Across California, multiple studies have found that a significant number of college students are facing hunger and homelessness.

Last year, the CSU system conducted its own basic needs study and found that 42 percent of the system's students experienced food insecurity and 11 percent were homeless. The system plans to release a follow-up study later this year.

"That study at the time was groundbreaking," said Denise Bevly, director of student wellness and basic needs initiatives in the CSU chancellor's office. "The food pantries were a good start and serve as a nexus point for our students to get resources, but a lot of students don't go to food pantries and still have need."

More than two-thirds of CSU's 23 campuses offer on-campus emergency housing or vouchers for off-campus housing. And most CSU campuses have food pantries and meal voucher programs. Some CSU food retailers will accept federal Supplemental Nutrition Assistance Program, or SNAP benefits, from students so they can purchase food, Bevly said.

"The dollars that are being proposed right now would help us build out more partnerships with community organizations," she said. They would also help the system provide more emergency housing for students in need, Bevly said.

Although the funding for the CSU system would be a one-time allocation, the budget proposed by Gavin Newsom, the state's Democratic governor, included $15 million in ongoing funding to address hunger and homelessness in the UC system. A California Legislative Analyst Office report released in April included findings from a UC student survey in which 44 percent of undergraduates and 26 percent of graduate students reported experiencing food insecurity. Of the 66,000 students surveyed, 14 percent responded. About 5 percent of undergraduate and graduate students in the system reported being homeless.

The LAO report also found that one-quarter of students from households earning $150,000 or more a year reported experiencing food insecurity, which was "surprising given the significant resources these households have to cover food and other living costs," according to the report.

Claire Doan, a spokeswoman for the UC president's office, said the system has spent more than $4 million since 2015 to address food insecurity on its campuses. Janet Napolitano, UC's president, also has a goal to add 15,000 affordable beds in student housing by 2025.

At California's community colleges, a study released in March by the Institute for College Access and Success and the Hope Center for College, Community and Justice found that 60 percent of two-year students were housing insecure in the last year and 19 percent were homeless. Students who said they were housing insecure may have moved at least three times in a year, were unable to pay their rent or mortgage, or had to leave their homes because they felt unsafe.

"We must help these struggling students with the total costs of college that include housing, food and nontuition expenses," Christina Jimenez, a spokeswoman for the California Community College's chancellor's office, said in an email. "California needs a long-term, meaningful fix that fills the holes of the existing financial aid system that the neediest students continue to fall through."

The legislation that would allow homeless students to sleep in their cars on campus is an acknowledgment that there is a crisis among the state's community college students, she said.

The California Senate is also proposing changes to the state's financial aid system that would help community college students cover the "real costs of college," Jimenez said.
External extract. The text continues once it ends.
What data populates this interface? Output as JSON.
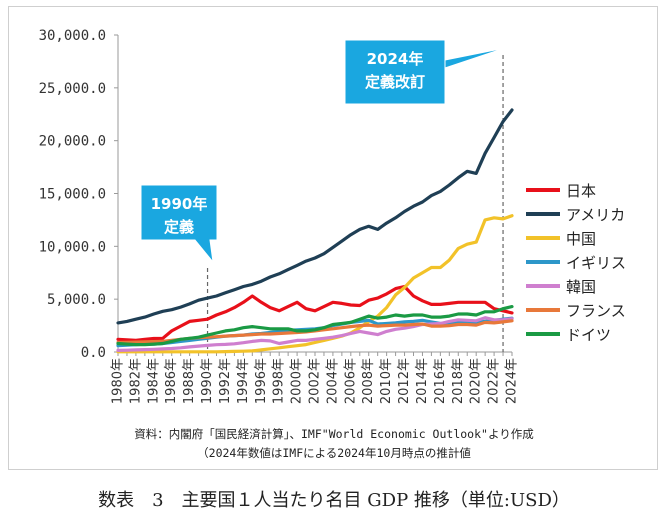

A proposed bill would award financial aid by considering the total cost of attendance, which includes textbooks, housing, food and transportation.

While it remains more common for colleges and university systems to address hunger and homelessness on their own, a growing number of state governments appear to be taking the problems more seriously.

"It's really not just a CSU thing but something that is happening to nonstudents and citizens across our state," Bevly said. "Our campuses are just a microcosm of a larger society, so when we talk about housing prices, our students are not exempt from that."